Paul Chilton
Rubyrep with PostgreSQL DB syncing
I’m using Rubyrep to sync databases between a pair of PostgreSQL instances for this blog. Thought I would share the process that I used with you.
Install Rubyrep
sudo gem install rubyrep
Configuration
Use the following of scripts/rubyrep.conf with:
RR::Initializer::run do |config|
config.left = {
:adapter => 'postgresql',
:database => 'example_development',
:username => 'example',
:password => 'example',
:host => '127.0.0.1',
:port => 5432,
}
config.right = {
:adapter => 'postgresql',
:database => 'example_production',
:username => 'example',
:password => 'example',
:host => '127.0.0.1',
:port => 5555,
}
config.options[:auto_key_limit] = 2
config.options[:rep_prefix] = 'rr_example'
config.include_tables 'schema_migrations', :key => 'version'
config.include_tables /./, :sync_conflict_handling => lambda { |sync_helper,conflict_type,rows|
time_left = rows[0]['updated_at'].to_i
time_right = rows[1]['updated_at'].to_i
if time_left > 0 and time_right > 0 and time_left != time_right
if time_left > time_right
sync_helper.update_record(:right, sync_helper.right_table(), rows[0])
else
sync_helper.update_record(:left, sync_helper.left_table(), rows[1])
end
end
}
end
This gives a local left connection, and a remote right connection when configured with SSH tunneling. Conflict resolution is based on the updated_at column of the database.
SSH Tunneling
I already have SSH keys setup on the remote host. Using the following to create a connection locally on port 5555 that connects to the remote PostgreSQL port of 5432
ssh -f -N -T -C -L 5555:localhost:5432 example@example.com
Scan and sync
I do the scan and sync manually, rather than continual replication.

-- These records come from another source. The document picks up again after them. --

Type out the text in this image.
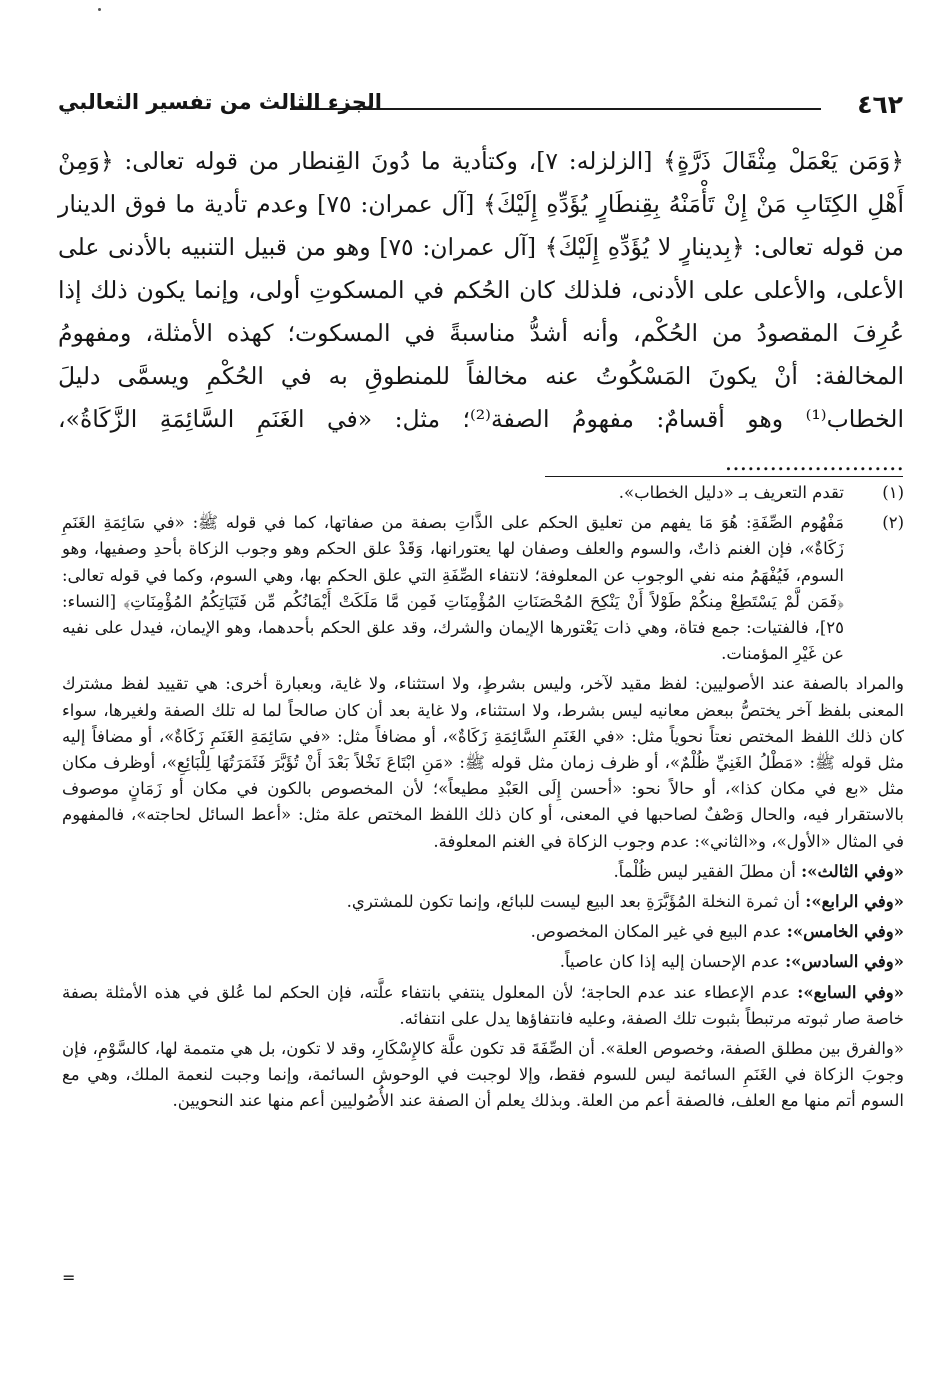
٤٦٢
الجزء الثالث من تفسير الثعالبي

﴿وَمَن يَعْمَلْ مِثْقَالَ ذَرَّةٍ﴾ [الزلزله: ٧]، وكتأدية ما دُونَ القِنطار من قوله تعالى: ﴿وَمِنْ أَهْلِ الكِتَابِ مَنْ إِنْ تَأْمَنْهُ بِقِنطَارٍ يُؤَدِّهِ إِلَيْكَ﴾ [آل عمران: ٧٥] وعدم تأدية ما فوق الدينار من قوله تعالى: ﴿بِدينارٍ لا يُؤَدِّهِ إِلَيْكَ﴾ [آل عمران: ٧٥] وهو من قبيل التنبيه بالأدنى على الأعلى، والأعلى على الأدنى، فلذلك كان الحُكم في المسكوتِ أولى، وإنما يكون ذلك إذا عُرِفَ المقصودُ من الحُكْم، وأنه أشدُّ مناسبةً في المسكوت؛ كهذه الأمثلة، ومفهومُ المخالفة: أنْ يكونَ المَسْكُوتُ عنه مخالفاً للمنطوقِ به في الحُكْمِ ويسمَّى دليلَ الخطاب⁽¹⁾ وهو أقسامٌ: مفهومُ الصفة⁽²⁾؛ مثل: «في الغَنَمِ السَّائِمَةِ الزَّكَاةُ»، ........................

(١)

تقدم التعريف بـ «دليل الخطاب».

(٢)

مَفْهُوم الصِّفَةِ: هُوَ مَا يفهم من تعليق الحكم على الذَّاتِ بصفة من صفاتها، كما في قوله ﷺ: «في سَائِمَةِ الغَنَمِ زَكَاةٌ»، فإن الغنم ذاتٌ، والسوم والعلف وصفان لها يعتورانها، وَقَدْ علق الحكم وهو وجوب الزكاة بأحدِ وصفيها، وهو السوم، فَيُفْهَمُ منه نفي الوجوب عن المعلوفة؛ لانتفاء الصِّفَةِ التي علق الحكم بها، وهي السوم، وكما في قوله تعالى: ﴿فَمَن لَّمْ يَسْتَطِعْ مِنكُمْ طَوْلاً أَنْ يَنْكِحَ المُحْصَنَاتِ المُؤْمِنَاتِ فَمِن مَّا مَلَكَتْ أَيْمَانُكُم مِّن فَتَيَاتِكُمُ المُؤْمِنَاتِ﴾ [النساء: ٢٥]، فالفتيات: جمع فتاة، وهي ذات يَعْتورها الإيمان والشرك، وقد علق الحكم بأحدهما، وهو الإيمان، فيدل على نفيه عن غَيْرِ المؤمنات.

والمراد بالصفة عند الأصوليين: لفظ مقيد لآخر، وليس بشرطٍ، ولا استثناء، ولا غاية، وبعبارة أخرى: هي تقييد لفظ مشترك المعنى بلفظ آخر يختصُّ ببعض معانيه ليس بشرط، ولا استثناء، ولا غاية بعد أن كان صالحاً لما له تلك الصفة ولغيرها، سواء كان ذلك اللفظ المختص نعتاً نحوياً مثل: «في الغَنَمِ السَّائِمَةِ زَكَاةٌ»، أو مضافاً مثل: «في سَائِمَةِ الغَنَمِ زَكَاةٌ»، أو مضافاً إليه مثل قوله ﷺ: «مَطْلُ الغَنِيِّ ظُلْمٌ»، أو ظرف زمان مثل قوله ﷺ: «مَنِ ابْتَاعَ نَخْلاً بَعْدَ أَنْ تُؤَبَّرَ فَثَمَرَتُهَا لِلْبَائِعِ»، أوظرف مكان مثل «بع في مكان كذا»، أو حالاً نحو: «أحسن إِلَى العَبْدِ مطيعاً»؛ لأن المخصوص بالكون في مكان أو زَمَانٍ موصوف بالاستقرار فيه، والحال وَصْفٌ لصاحبها في المعنى، أو كان ذلك اللفظ المختص علة مثل: «أعط السائل لحاجته»، فالمفهوم في المثال «الأول»، و«الثاني»: عدم وجوب الزكاة في الغنم المعلوفة.

«وفي الثالث»: أن مطلَ الفقير ليس ظُلْماً.

«وفي الرابع»: أن ثمرة النخلة المُؤَبَّرَةِ بعد البيع ليست للبائع، وإنما تكون للمشتري.

«وفي الخامس»: عدم البيع في غير المكان المخصوص.

«وفي السادس»: عدم الإحسان إليه إذا كان عاصياً.

«وفي السابع»: عدم الإعطاء عند عدم الحاجة؛ لأن المعلول ينتفي بانتفاء علَّته، فإن الحكم لما عُلق في هذه الأمثلة بصفة خاصة صار ثبوته مرتبطاً بثبوت تلك الصفة، وعليه فانتفاؤها يدل على انتفائه.

«والفرق بين مطلق الصفة، وخصوص العلة». أن الصِّفَةَ قد تكون علَّة كالإِسْكَارِ، وقد لا تكون، بل هي متممة لها، كالسَّوْمِ، فإن وجوبَ الزكاة في الغَنَمِ السائمة ليس للسوم فقط، وإلا لوجبت في الوحوش السائمة، وإنما وجبت لنعمة الملك، وهي مع السوم أتم منها مع العلف، فالصفة أعم من العلة. وبذلك يعلم أن الصفة عند الأُصُوليين أعم منها عند النحويين.

=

rubyrep scan -c scripts/rubyrep.conf
rubyrep sync -c scripts/rubyrep.conf
Fun things with replication
It is possible to have a master-master replication setup where databases are not always connected. Requires:
- Application aware that databases are synced intermittently.
- Unique ID columns. I’ve used GUID values. Even/odd sequences may work.
- Use of updated_at column, for resolving conflicts.
- Do not delete rows. These will sync back into existence.
There are some significant constraints on what can be done, but it does enable some unique applications.